How Much to Drink and When
The research points consistently toward three to four cups of tea per day as the threshold where appetite effects become measurable. Below that, the concentration of active compounds is generally too low to produce reliable changes. For caffeinated teas like green tea and yerba mate, that amount delivers roughly 200 to 340 mg of caffeine, well within the FDA’s 400 mg daily limit for healthy adults. If you’re also drinking coffee, you’ll need to account for the total.
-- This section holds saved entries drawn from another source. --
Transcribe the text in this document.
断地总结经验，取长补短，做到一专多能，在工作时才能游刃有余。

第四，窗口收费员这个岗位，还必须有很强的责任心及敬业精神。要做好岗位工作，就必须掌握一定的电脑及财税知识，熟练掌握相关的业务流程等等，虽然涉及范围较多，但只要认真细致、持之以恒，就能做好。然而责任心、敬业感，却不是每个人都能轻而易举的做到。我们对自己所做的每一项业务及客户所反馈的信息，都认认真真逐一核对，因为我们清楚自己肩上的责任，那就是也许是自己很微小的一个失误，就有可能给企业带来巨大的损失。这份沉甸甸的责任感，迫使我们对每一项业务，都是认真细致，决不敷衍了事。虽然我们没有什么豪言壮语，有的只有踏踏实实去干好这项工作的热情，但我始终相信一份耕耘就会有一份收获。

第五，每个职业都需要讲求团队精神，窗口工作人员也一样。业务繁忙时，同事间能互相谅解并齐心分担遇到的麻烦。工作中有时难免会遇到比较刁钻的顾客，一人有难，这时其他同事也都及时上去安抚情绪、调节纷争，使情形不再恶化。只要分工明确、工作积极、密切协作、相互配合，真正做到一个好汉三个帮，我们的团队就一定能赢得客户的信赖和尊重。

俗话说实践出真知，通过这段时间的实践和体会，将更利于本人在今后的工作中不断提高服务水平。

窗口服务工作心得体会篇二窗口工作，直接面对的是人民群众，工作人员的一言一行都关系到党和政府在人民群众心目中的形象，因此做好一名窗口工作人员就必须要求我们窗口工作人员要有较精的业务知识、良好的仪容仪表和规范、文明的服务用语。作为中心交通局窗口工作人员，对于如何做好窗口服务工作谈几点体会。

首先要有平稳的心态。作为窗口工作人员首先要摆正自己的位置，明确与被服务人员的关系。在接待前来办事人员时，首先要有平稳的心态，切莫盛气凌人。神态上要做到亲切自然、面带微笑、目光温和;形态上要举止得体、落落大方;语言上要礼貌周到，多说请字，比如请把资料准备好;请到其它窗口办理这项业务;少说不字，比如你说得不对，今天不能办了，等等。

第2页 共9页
Timing matters less than consistency, but drinking tea 15 to 30 minutes before a meal is the most common approach in clinical trials. The ginger studies specifically served the tea with breakfast. For peppermint and rooibos, timing is more flexible since they don’t rely on caffeine or digestion-slowing mechanisms that need to coincide with food intake.
One realistic expectation: tea alone won’t dramatically change your appetite or body weight. The research shows meaningful but modest effects, things like feeling full 20 minutes longer, burning an extra 40 calories during digestion, or reducing the urge to snack between meals. These small shifts compound over months, especially when combined with other changes to your eating patterns. The most effective approach is choosing a tea you genuinely enjoy drinking, since the benefits only emerge with daily, long-term use.